順不同で全然まとまりのない箇条書きだが,ご照覧いただければ幸いである。
- キチンを持つ生物
- 節足動物,昆虫の外皮(外骨格)
- 軟体動物の殻皮
- 菌類(キノコなど)の細胞壁
- キチンの構造は,セルロースと類似の構造をしている。
- なぜ菌類の細胞壁(=キチン)と植物の細胞壁(=セルロース)は異なった外骨格を持つのか。
- なぜ,節足動物,軟体動物,菌類はキチンを作るのか。
- それらが最初に出現した環境,状態がキチンを作るのに適していたからではないか。
- 植物がキチンでなくセルロースを骨格にしたのは,セルロースのほうが作りやすい環境で誕生した生物だったからではないか。
- 菌類の進化は陸上で起こったと考えられている。節足動物,軟体動物,菌類で一番最後に出現した。これは,菌類の細胞壁がキチンであることと何か関連があるのか。
- ある時期,ある条件に発生した生物はキチンを主成分とする「体の支持組織」を作り,その後に発生した生物は,別の組成の骨格を選ぶしかなかったのではないか。
- その後,生存環境は変化したが,キチンをベースにして体を作り上げてしまった以上,あとからをれを変えるのは変化させるリスキーな試みであり,以後もキチンを作り続けた。幸い,キチンを作り続けて生命自体を危うくするようなトラブルは起こらなかったのかもしれない。
- キチンを骨格とする真菌は大きくなれないのに,セルロースを骨格とした植物が大きくなれたのはなぜか?
- 軟体動物が海では繁栄し巨大になったのに,地上生活をする軟体動物が大きくなれないのはなぜか?
- 陸上生活(常に空気にさらされる)に適応するために選択されたのがキチンではない。キチンは陸上生活が始まる前から使われていた。
- 植物がセルロースを作り始めたのはいつか。それは水中か,それとも陸上か。
- キチンはカンブリア紀の海中で最も作りやすい物質だったのではないか?
- 菌類は乾燥に弱い。軟体動物も乾燥に弱い。節足動物は乾燥でも生きられる。違いはどこにあるのか。
- 軟体動物は脱皮しないが節足動物は脱皮する。なぜ節足動物は体の成長とともに脱皮する,というシステムを選んだのか。なぜ,選ばなければいけなかったのか。
- 節足動物,軟体動物,菌類の共通点は「光合成ができない」ことか?
- 他に共通点はないか?
- 光合成ができる植物にとって,セルロースが最も作りやすい物質だった? だから,光合成をしない生物はキチンを選んだ?
- セルロースの合成に光合成が必要なのでは?
- なぜ,菌類は光合成細菌との共生の道を選ばなかったのか。菌類と真正細菌はどのような共生をしているのか。
- キチンは恐らく,水中での生活では極めて都合のよい物質だったが,陸上で巨大構造を支えるのには適していなかったのではないか。

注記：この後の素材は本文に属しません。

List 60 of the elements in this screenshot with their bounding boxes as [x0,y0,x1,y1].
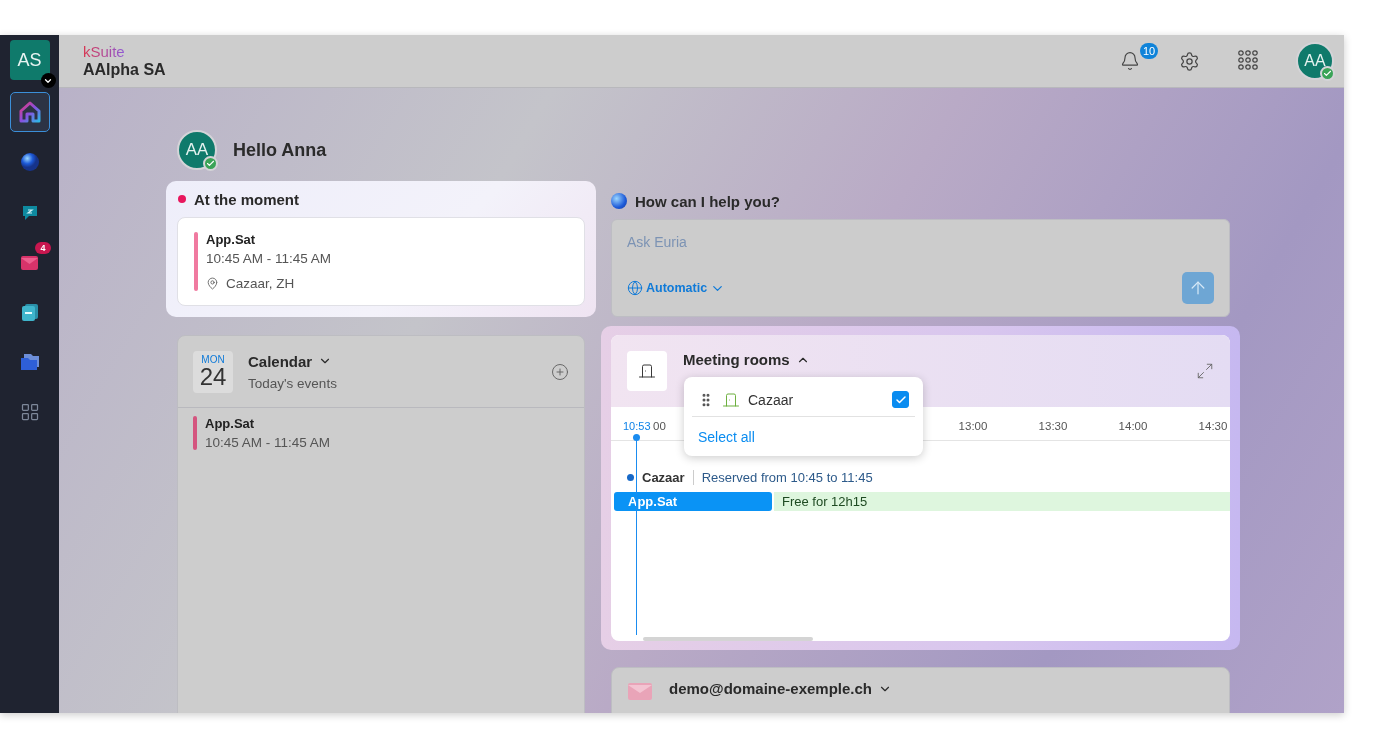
event-location: Cazaar, ZH [226,276,295,291]
mail-account-title[interactable]: demo@domaine-exemple.ch [669,680,892,697]
sidebar-item[interactable]: 4 [9,242,50,282]
door-icon [722,390,740,409]
room-name: Cazaar [642,470,685,485]
door-icon [627,351,667,391]
time-tick: 14:30 [1198,420,1228,432]
user-avatar[interactable]: AA [1296,42,1334,80]
user-avatar: AA [177,130,217,170]
add-icon[interactable] [551,362,569,381]
time-tick: 14:00 [1118,420,1148,432]
sidebar-item[interactable] [9,92,50,132]
apps-grid-icon [19,402,40,422]
sphere-icon [611,193,627,209]
globe-icon [627,280,643,296]
room-dot [627,474,634,481]
calendar-title[interactable]: Calendar [248,352,337,370]
greeting-text: Hello Anna [233,139,327,161]
app-grid-icon[interactable] [1238,50,1260,72]
envelope-icon [627,680,653,702]
current-time: 10:53 [623,420,651,432]
time-tick: 13:30 [1038,420,1068,432]
count-badge: 4 [35,242,51,254]
organization-name: AAlpha SA [83,61,166,79]
calendar-icon [19,302,40,322]
count-badge: 10 [1140,43,1159,59]
section-title: How can I help you? [635,192,780,210]
check-icon [894,393,907,406]
event-color-bar [194,232,198,291]
section-title: At the moment [194,190,299,208]
free-slot-bar: Free for 12h15 [774,492,1230,511]
bell-icon[interactable] [1120,51,1140,71]
booking-bar[interactable]: App.Sat [614,492,772,511]
event-color-bar [193,416,197,450]
folder-icon [18,351,41,373]
location-pin-icon [206,277,219,290]
calendar-subtitle: Today's events [248,375,337,391]
time-tick: 13:00 [958,420,988,432]
home-icon [18,101,41,123]
event-title: App.Sat [206,232,257,247]
day-number: 24 [199,364,227,389]
account-tile[interactable]: AS [9,40,50,80]
event-time: 10:45 AM - 11:45 AM [205,435,331,450]
room-status: Reserved from 10:45 to 11:45 [692,470,873,485]
event-item[interactable]: App.Sat 10:45 AM - 11:45 AM [193,416,569,450]
event-title: App.Sat [205,416,256,431]
sphere-icon [19,152,40,172]
status-dot [178,195,186,203]
event-card[interactable]: App.Sat 10:45 AM - 11:45 AM Cazaar, ZH [177,217,585,306]
weekday: MON [201,354,225,365]
time-tick: 00 [653,420,666,432]
expand-icon[interactable] [1196,362,1214,380]
room-option[interactable]: Cazaar [692,383,915,417]
meeting-rooms-title[interactable]: Meeting rooms [683,351,810,368]
scrollbar[interactable] [643,637,813,641]
select-all-link[interactable]: Select all [698,429,755,445]
room-name: Cazaar [748,391,794,408]
chat-icon [20,203,39,221]
event-time: 10:45 AM - 11:45 AM [206,251,332,266]
checkbox[interactable] [892,391,909,408]
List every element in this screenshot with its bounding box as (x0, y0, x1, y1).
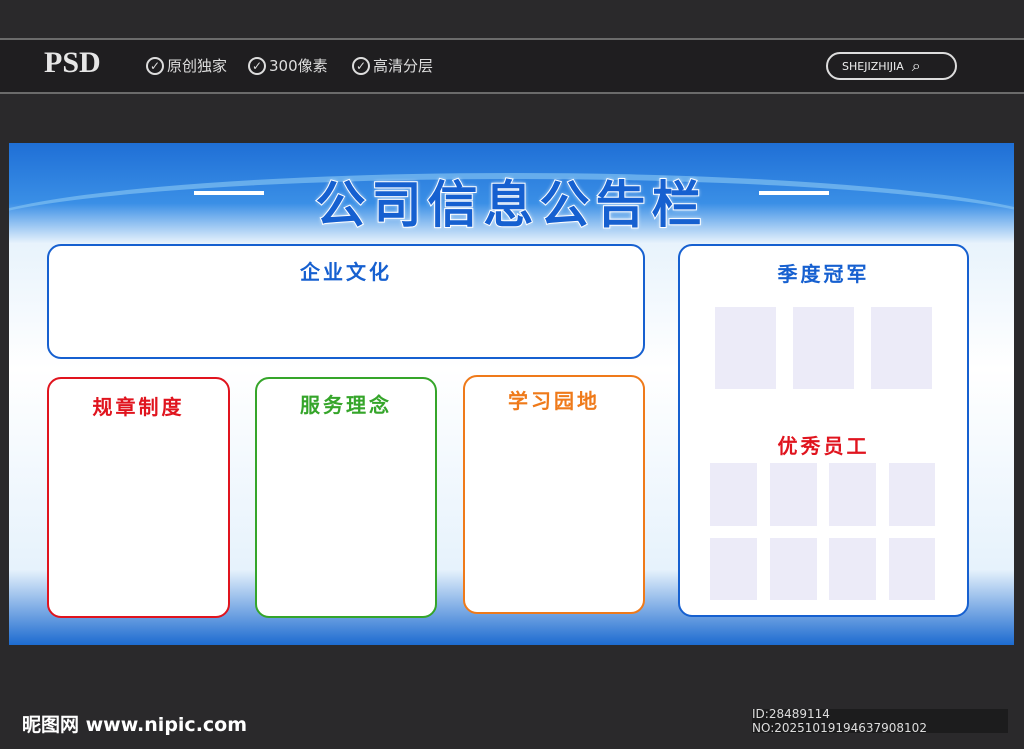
search-icon: ⌕ (911, 56, 921, 75)
board-title: 公司信息公告栏 (315, 175, 708, 235)
site-watermark: 昵图网 www.nipic.com (22, 714, 248, 736)
feature-layers: ✓ 高清分层 (352, 55, 433, 76)
section-service: 服务理念 (255, 377, 437, 618)
photo-placeholder (715, 307, 776, 389)
feature-original: ✓ 原创独家 (146, 55, 227, 76)
search-button[interactable]: SHEJIZHIJIA ⌕ (826, 52, 957, 80)
photo-placeholder (889, 538, 935, 600)
section-culture: 企业文化 (47, 244, 645, 359)
section-title: 服务理念 (300, 393, 392, 417)
photo-placeholder (770, 538, 817, 600)
feature-label: 原创独家 (167, 57, 228, 75)
section-title: 企业文化 (300, 260, 392, 284)
section-honors: 季度冠军 优秀员工 (678, 244, 969, 617)
feature-300ppi: ✓ 300像素 (248, 55, 328, 76)
photo-placeholder (889, 463, 935, 526)
feature-label: 高清分层 (373, 57, 434, 75)
section-title: 规章制度 (92, 395, 185, 419)
section-title-champion: 季度冠军 (777, 262, 870, 286)
bulletin-board: 公司信息公告栏 企业文化 规章制度 服务理念 学习园地 季度冠军 优秀员工 (9, 143, 1014, 645)
check-icon: ✓ (248, 56, 266, 75)
section-learning: 学习园地 (463, 375, 645, 614)
feature-label: 300像素 (269, 57, 328, 75)
psd-logo: PSD (44, 46, 101, 79)
section-title: 学习园地 (508, 389, 600, 413)
photo-placeholder (710, 463, 757, 526)
image-id: ID:28489114 NO:20251019194637908102 (752, 707, 1008, 735)
search-label: SHEJIZHIJIA (842, 59, 904, 73)
check-icon: ✓ (352, 56, 370, 75)
photo-placeholder (793, 307, 854, 389)
photo-placeholder (770, 463, 817, 526)
photo-placeholder (829, 463, 876, 526)
section-title-excellent: 优秀员工 (777, 434, 870, 458)
photo-placeholder (829, 538, 876, 600)
check-icon: ✓ (146, 56, 164, 75)
photo-placeholder (710, 538, 757, 600)
section-rules: 规章制度 (47, 377, 230, 618)
photo-placeholder (871, 307, 932, 389)
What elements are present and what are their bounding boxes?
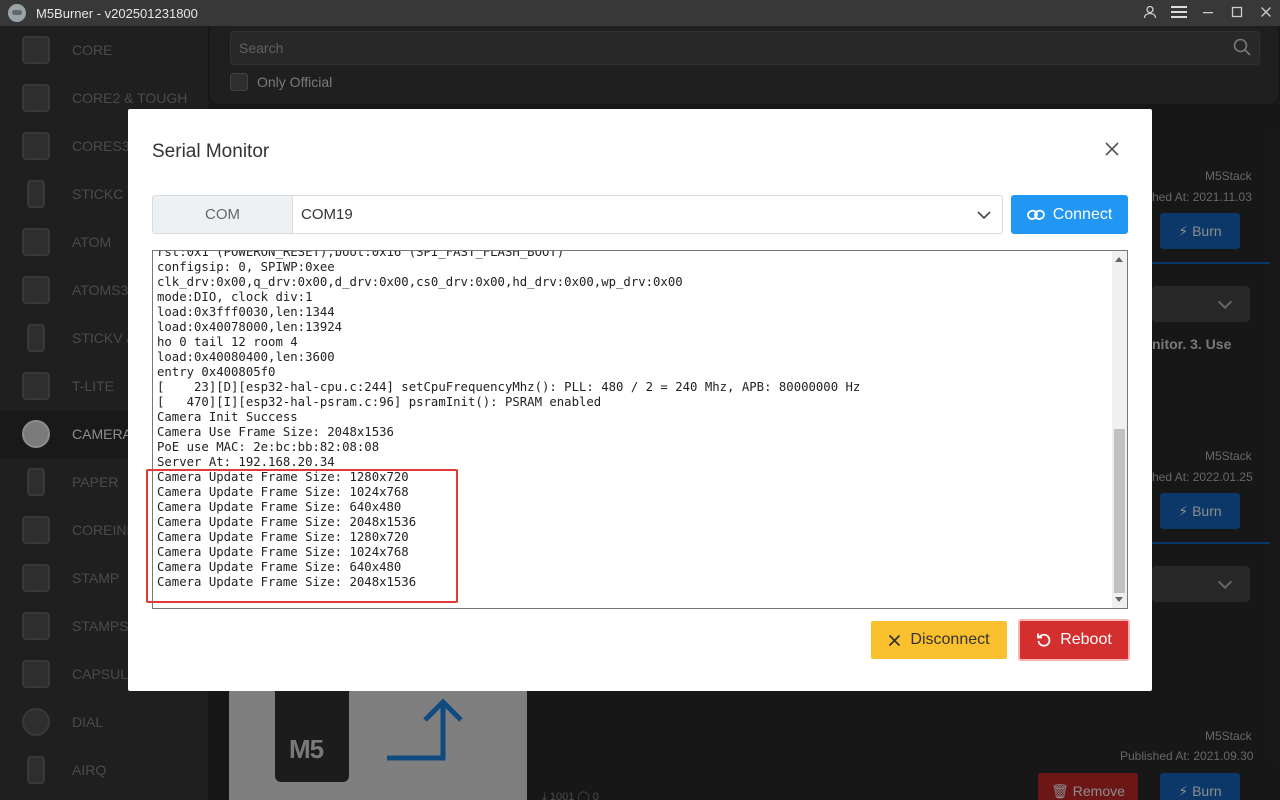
log-line: Camera Update Frame Size: 1024x768 <box>157 485 409 499</box>
close-window-icon[interactable] <box>1251 6 1280 21</box>
log-line: configsip: 0, SPIWP:0xee <box>157 260 335 274</box>
log-line: Server At: 192.168.20.34 <box>157 455 335 469</box>
log-line: Camera Use Frame Size: 2048x1536 <box>157 425 394 439</box>
menu-icon[interactable] <box>1164 5 1193 22</box>
log-line: load:0x3fff0030,len:1344 <box>157 305 335 319</box>
restart-icon <box>1037 633 1051 647</box>
log-line: entry 0x400805f0 <box>157 365 276 379</box>
scroll-thumb[interactable] <box>1114 429 1125 593</box>
serial-log-output[interactable]: rst:0x1 (POWERON_RESET),boot:0x16 (SPI_F… <box>152 250 1128 609</box>
minimize-icon[interactable] <box>1193 6 1222 21</box>
link-icon <box>1026 209 1045 220</box>
scroll-up-arrow-icon[interactable] <box>1115 257 1123 262</box>
log-line: clk_drv:0x00,q_drv:0x00,d_drv:0x00,cs0_d… <box>157 275 683 289</box>
log-line: Camera Update Frame Size: 1024x768 <box>157 545 409 559</box>
close-icon[interactable] <box>1103 140 1121 158</box>
log-line: ho 0 tail 12 room 4 <box>157 335 298 349</box>
user-icon[interactable] <box>1135 5 1164 22</box>
log-line: Camera Update Frame Size: 640x480 <box>157 500 402 514</box>
dialog-title: Serial Monitor <box>152 141 270 162</box>
com-port-select[interactable]: COM19 <box>292 195 1003 234</box>
x-icon <box>889 634 901 646</box>
log-line: PoE use MAC: 2e:bc:bb:82:08:08 <box>157 440 380 454</box>
title-bar: M5Burner - v202501231800 <box>0 0 1280 26</box>
log-line: [ 470][I][esp32-hal-psram.c:96] psramIni… <box>157 395 602 409</box>
log-line: mode:DIO, clock div:1 <box>157 290 313 304</box>
serial-log-text: rst:0x1 (POWERON_RESET),boot:0x16 (SPI_F… <box>157 250 861 590</box>
scroll-down-arrow-icon[interactable] <box>1115 597 1123 602</box>
log-line: Camera Update Frame Size: 2048x1536 <box>157 575 417 589</box>
log-line: load:0x40080400,len:3600 <box>157 350 335 364</box>
com-label: COM <box>152 195 292 234</box>
connect-button[interactable]: Connect <box>1011 195 1128 234</box>
log-line: rst:0x1 (POWERON_RESET),boot:0x16 (SPI_F… <box>157 250 565 259</box>
log-line: [ 23][D][esp32-hal-cpu.c:244] setCpuFreq… <box>157 380 861 394</box>
m5burner-logo-icon <box>8 4 26 22</box>
maximize-icon[interactable] <box>1222 6 1251 21</box>
window-title: M5Burner - v202501231800 <box>36 5 198 21</box>
reboot-button[interactable]: Reboot <box>1018 619 1130 661</box>
log-line: Camera Update Frame Size: 640x480 <box>157 560 402 574</box>
com-port-row: COM COM19 <box>152 195 1003 234</box>
log-line: Camera Update Frame Size: 1280x720 <box>157 530 409 544</box>
log-scrollbar[interactable] <box>1112 251 1127 608</box>
disconnect-button[interactable]: Disconnect <box>871 621 1007 659</box>
log-line: Camera Init Success <box>157 410 298 424</box>
log-line: load:0x40078000,len:13924 <box>157 320 343 334</box>
log-line: Camera Update Frame Size: 1280x720 <box>157 470 409 484</box>
chevron-down-icon <box>977 211 991 220</box>
com-port-value: COM19 <box>301 206 353 223</box>
log-line: Camera Update Frame Size: 2048x1536 <box>157 515 417 529</box>
window-controls <box>1135 0 1280 26</box>
serial-monitor-dialog: Serial Monitor COM COM19 Connect rst:0x1… <box>128 109 1152 691</box>
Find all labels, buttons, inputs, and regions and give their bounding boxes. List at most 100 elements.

それが菌類が大きくなれず,昆虫が大きくなれなかった理由の一つではないか(昆虫の場合は呼吸器系の制限もあるが)。
- キチンとセルロース,それぞれのメリット,デメリットは何か?
- 菌類が湿った場所を生存環境に選ぶのはなぜか。
- 恐らく,最初期に選択してしまった体の基本構造,代謝の基本様式は,変えられないのではないか。だから,最初期にキチンを選んでしまった生物はそれを変えられないし,変えずに生き延びられた生物のみが選択された。
- 草食動物,草食昆虫でセルロース分解酵素を持っているものはいない。全て消化管内にセルロース分解菌を共生させている。
- セルロースを分解できる動物がいないのはなぜか?
- 「ダコタ」の皮膚、現生動物に近かった
恐竜の「ダコタ」化石から,この皮膚は表皮と真皮の二重構造だったと結論できる,というのが今回の発表。生物の体表の構造はどの時点で変わったのか。なぜ変わったのか。
本当にまとまりがないな。でも,このアイディア,面白い,と思われる方がいらっしゃったら,勝手に持って行って研究してください。研究テーマくらいにはなるかもしれません。